The mission, il Gus: “Inaccettabile l’isola dei famosi in un campo profughi"
Foto: Medu
ROMA – “Leggiamo con stupore l’idea della Rai di trasmettere per autunno un nuovo reality, questa volta nei campi profughi. Forse è vero che al peggio non c’è mai fine, ma questa cosa è incredibile. Noi non ci stiamo: Fermatevi! L’isola dei famosi in un campo profughi non possiamo accettarlo.” L’ultima presa di posizione contro “The mission”, il reality nei campi profughi che la Rai trasmetterà in autunno, arriva dal Gus, Gruppo umana solidarietà, un’ong che si occupa di profughi in Italia da ormai vent’anni e fa cooperazione anche all’estero. E che chiede di fermare l’iniziativa rivendicando “il diritto/dovere di esplicitare tutta la nostra contrarietà a questo progetto volto a sfruttare il dolore degli altri, il dolore di chi ha perso tutto ma non il diritto alla propria dignità”.
L’organizzazione sottolinea la difficoltà, nel quotidiano del supporto di una comunicazione oggettiva: “spesso ci troviamo a gestire le conseguenze di articoli o servizi che cercano lo scoop su questa o quella organizzazione o su questo o quel gruppo di migranti. Siamo certi che anche il Papa, nel suo recente viaggio a Lampedusa, non si riferisse a un "reality", una trasmissione come quella annunciata per ottobre, quando auspicava e desiderava che si ponesse attenzione al dramma di chi fugge dalla propria terra, ma forse siamo noi a sbagliarci”.
Inoltre secondo il Gus gli ideatori di questo programma sono persone che non hanno “mai visto territori martoriati dalle guerre o che abbiano mai fatto esperienze di cooperazione internazionale. Siamo convinti, invece, che siano delle persone che vogliono utilizzare i cosiddetti personaggi dello spettacolo, con voglia di mettersi in mostra per la propria immagine, e, probabilmente, piazzati dai rispettivi manager per vendere meglio e fare più soldi”.
L’aiuto ai popoli in fuga, l’aiuto ai profughi nei campi di accoglienza “non passa da uno spettacolo che cerca di impietosire il pubblico di casa al quale chiedere poi un sms solidale a favore di organizzazioni che, con una mera operazione commerciale, hanno reso possibile questo programma”. “Ma in che mondo viviamo? –continua la nota -. Personaggi che arrivano con telecamere al seguito, che fanno giochi, magari lavano un bambino, portano della farina, fanno spettacolo poi vanno via e dicono ritorneremo e vi aiuteremo….questo vuol dire solo e soltanto sfruttamento della sofferenza che dovrebbe essere punito come reato morale, se non penale”.

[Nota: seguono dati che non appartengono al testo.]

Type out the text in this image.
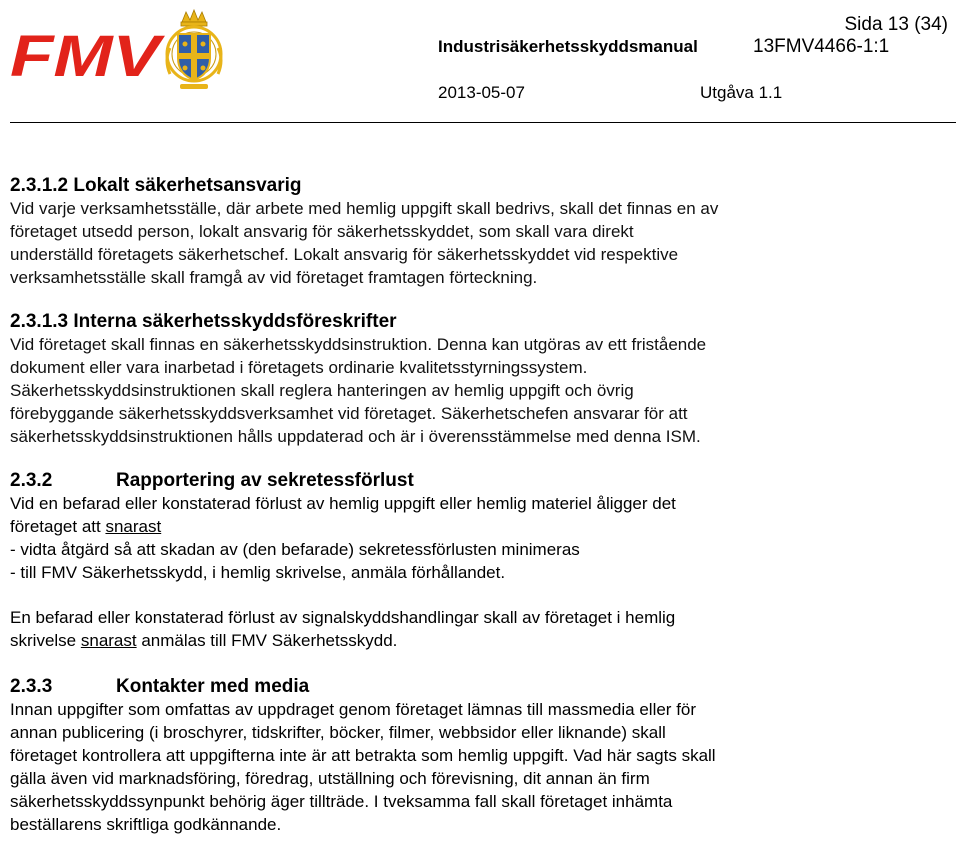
FMV	Sida 13 (34)
Industrisäkerhetsskyddsmanual	13FMV4466-1:1
2013-05-07	Utgåva 1.1
2.3.1.2 Lokalt säkerhetsansvarig

Vid varje verksamhetsställe, där arbete med hemlig uppgift skall bedrivs, skall det finnas en av

företaget utsedd person, lokalt ansvarig för säkerhetsskyddet, som skall vara direkt

underställd företagets säkerhetschef. Lokalt ansvarig för säkerhetsskyddet vid respektive

verksamhetsställe skall framgå av vid företaget framtagen förteckning.

2.3.1.3 Interna säkerhetsskyddsföreskrifter

Vid företaget skall finnas en säkerhetsskyddsinstruktion. Denna kan utgöras av ett fristående

dokument eller vara inarbetad i företagets ordinarie kvalitetsstyrningssystem.

Säkerhetsskyddsinstruktionen skall reglera hanteringen av hemlig uppgift och övrig

förebyggande säkerhetsskyddsverksamhet vid företaget. Säkerhetschefen ansvarar för att

säkerhetsskyddsinstruktionen hålls uppdaterad och är i överensstämmelse med denna ISM.

2.3.2	Rapportering av sekretessförlust

Vid en befarad eller konstaterad förlust av hemlig uppgift eller hemlig materiel åligger det

företaget att snarast

- vidta åtgärd så att skadan av (den befarade) sekretessförlusten minimeras

- till FMV Säkerhetsskydd, i hemlig skrivelse, anmäla förhållandet.

En befarad eller konstaterad förlust av signalskyddshandlingar skall av företaget i hemlig

skrivelse snarast anmälas till FMV Säkerhetsskydd.

2.3.3	Kontakter med media

Innan uppgifter som omfattas av uppdraget genom företaget lämnas till massmedia eller för

annan publicering (i broschyrer, tidskrifter, böcker, filmer, webbsidor eller liknande) skall

företaget kontrollera att uppgifterna inte är att betrakta som hemlig uppgift. Vad här sagts skall

gälla även vid marknadsföring, föredrag, utställning och förevisning, dit annan än firm

säkerhetsskyddssynpunkt behörig äger tillträde. I tveksamma fall skall företaget inhämta

beställarens skriftliga godkännande.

Il Gus ricorda che ci sono tante organizzazioni che da anni lavorano in silenzio per aiutare chi fugge da persecuzioni, da guerre e dalla fame e lo fanno “sapendo quanto sia importante il basso profilo, il rapporto da costruire quotidianamente tra chi ha bisogno e chi può aiutare. Non per la durata di un reality ma per i successivi mesi, per il futuro”.
Se la Rai avesse voluto raccontare il lavoro di tante ONG nei territori di guerra, all’interno dei campi e nei progetti lo avrebbe potuto fare in tanti modi, se la Rai avesse voluto raccontare perché molte persone fuggono dal proprio paese per la ricerca di un futuro migliore, lo avrebbe potuto fare – conclude la nota - . Purtroppo si è spesso dedicata, anche nelle ultime emergenze, a far vedere gli sbarchi e poco più, ad amplificare le polemiche di italiani contro i migranti, di poveri contro disperati”.